– Не могло такого быть! – перебил Алексей.
– Почему? Разозлился и стал…
– Да нет, Анюта… сразу видно, что тебе это кто-то из баб рассказывал. Понимаешь, если б, скажем, я кого-то стал коромыслом в мах бить, то убил бы или покалечил бы, если не с первого, то со второго удара точно. А Агей-то не слабее меня был, наверно.
– Ну, не знаю… рассказывают, что коромыслом… да не в том дело, чем бил, а в том, что Корней его не послушался! Да не просто не послушался… вот лупит его Агей, а он идет, лупит, а он идет, а потом выронил Бурейку из рук, развернулся, вырвал у отца… коромысло или что там было и замахнулся.
– Ты что? – изумился Алексей. – На отца?
– Ну да! Агей, рассказывают, прямо опешил от неожиданности… Да не перебивай ты! Замахнуться-то Корней замахнулся, но ударить не посмел – родитель все-таки, только на словах предупредил, что помрет, но бить себя больше не даст. Агей так и остался стоять, а Корней снова подобрал Бурейку да дальше понес. Вечером того же дня собрал Корней вещички и вместе с женой и детишками на другой край села перебрался. То ли Агей его выгнал, то ли сам ушел – люди по-разному рассказывают, но я думаю, что все-таки Агей выгнал.
– Угу… а Бурей, значит выжил? Ну и при чем тут Настена? Ты же мне про ее силу толковать взялась.
– Ну, погоди, Леш, не подгоняй, а то непонятно будет. Дойду и до силы. Ты поешь еще… только полотенце подстели, а то крошки потом колоться будут… Ну вот: выжить-то Бурейка выжил, но стал у него горб расти. И без того-то урод был, смотреть тошно, а тут еще такое. И из всей родни у него только бельмастый дядька-обозник остался. Хилый да непутевый… даже и надежды не было с Агеем за племянника посчитаться.

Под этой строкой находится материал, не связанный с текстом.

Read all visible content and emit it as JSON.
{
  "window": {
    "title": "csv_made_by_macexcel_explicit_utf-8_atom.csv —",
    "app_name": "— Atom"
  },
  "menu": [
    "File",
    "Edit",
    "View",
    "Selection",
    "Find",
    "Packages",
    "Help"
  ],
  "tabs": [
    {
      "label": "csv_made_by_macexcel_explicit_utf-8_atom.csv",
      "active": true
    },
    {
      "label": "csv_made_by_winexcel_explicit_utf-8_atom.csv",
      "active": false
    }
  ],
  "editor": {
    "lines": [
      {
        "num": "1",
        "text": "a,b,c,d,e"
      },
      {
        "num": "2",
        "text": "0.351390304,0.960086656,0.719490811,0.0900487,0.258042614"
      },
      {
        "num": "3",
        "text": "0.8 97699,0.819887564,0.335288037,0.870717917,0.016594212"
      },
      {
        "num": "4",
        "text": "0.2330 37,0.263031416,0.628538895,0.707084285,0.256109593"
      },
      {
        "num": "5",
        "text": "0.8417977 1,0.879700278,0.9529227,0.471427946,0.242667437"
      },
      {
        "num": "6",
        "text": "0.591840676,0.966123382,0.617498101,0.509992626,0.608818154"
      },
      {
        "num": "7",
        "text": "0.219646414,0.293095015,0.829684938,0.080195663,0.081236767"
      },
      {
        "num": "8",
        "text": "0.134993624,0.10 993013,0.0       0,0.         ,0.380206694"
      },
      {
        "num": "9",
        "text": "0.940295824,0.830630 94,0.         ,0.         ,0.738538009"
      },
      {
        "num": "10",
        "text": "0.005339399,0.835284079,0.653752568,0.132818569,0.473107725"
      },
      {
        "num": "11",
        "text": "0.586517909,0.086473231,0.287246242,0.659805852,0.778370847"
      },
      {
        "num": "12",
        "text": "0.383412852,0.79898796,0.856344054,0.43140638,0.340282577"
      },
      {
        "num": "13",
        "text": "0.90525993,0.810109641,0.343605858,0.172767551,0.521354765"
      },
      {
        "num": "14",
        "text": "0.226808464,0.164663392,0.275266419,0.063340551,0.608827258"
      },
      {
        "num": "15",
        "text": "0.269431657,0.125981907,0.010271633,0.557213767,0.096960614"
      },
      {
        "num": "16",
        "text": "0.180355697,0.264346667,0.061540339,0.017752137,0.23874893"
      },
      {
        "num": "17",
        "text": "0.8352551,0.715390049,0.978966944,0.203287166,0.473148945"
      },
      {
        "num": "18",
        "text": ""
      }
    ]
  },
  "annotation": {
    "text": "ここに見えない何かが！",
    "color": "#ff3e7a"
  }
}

– Угу, верно… у меня в ватаге болгарин был – поп-расстрига – так он говорил: «С сильным не дерись, с богатым не судись»[2]. Как раз этот случай.
– Ну да… а еще пьяница он был. Рассказывали: наклюкается бражки, сядет где-нибудь в уголке, Бурейку по голове гладит и плачет тихонечко… не поймешь: то ли над ним плачет, то ли над собой. Так и помер – тихо как-то да незаметно.
– Да уж… пошутили бабоньки…
– Ага… всегда у вас бабы во всем виноватые! Ладно, Ипатий, сам дурак – с ножом кинулся, а мальца-то зачем калечить было? Вот ему наказание и вышло – с единственным сыном рассорился. А Корней-то, как нарочно: десятником стал, серебряное кольцо, рассказывают, всего за три года заслужить умудрился. Агею – хоть разорвись! С одной стороны – гордость отцовская за его успехи, с другой – гонор и обида.
Но знаешь, недаром же говорят, что вода камень точит. Жена Корнея пилила, с Агеем несколько раз Добродея беседовала, а однажды привела Корнея, поставила его перед отцом на колени и заставила кланяться земно и просить прощения. Агей, рассказывают, поначалу ругался страшно, грозил, а потом вдруг обмяк и обниматься с сыном полез. Потом, уж как водится, надрались они бражкой да до того, что посреди ночи купаться пошли. Это в конце октября-то! Как и не утонули-то, просто удивительно. Свекровь-покойница с двумя холопками, пока их из Пивени вытаскивала, Корнею чуть половину волос не выдрала, а у Агея к тому времени голова как колено стала, так его и вовсе хватали за что попало, холопки потом такое рассказывали – бабы со смеху кисли!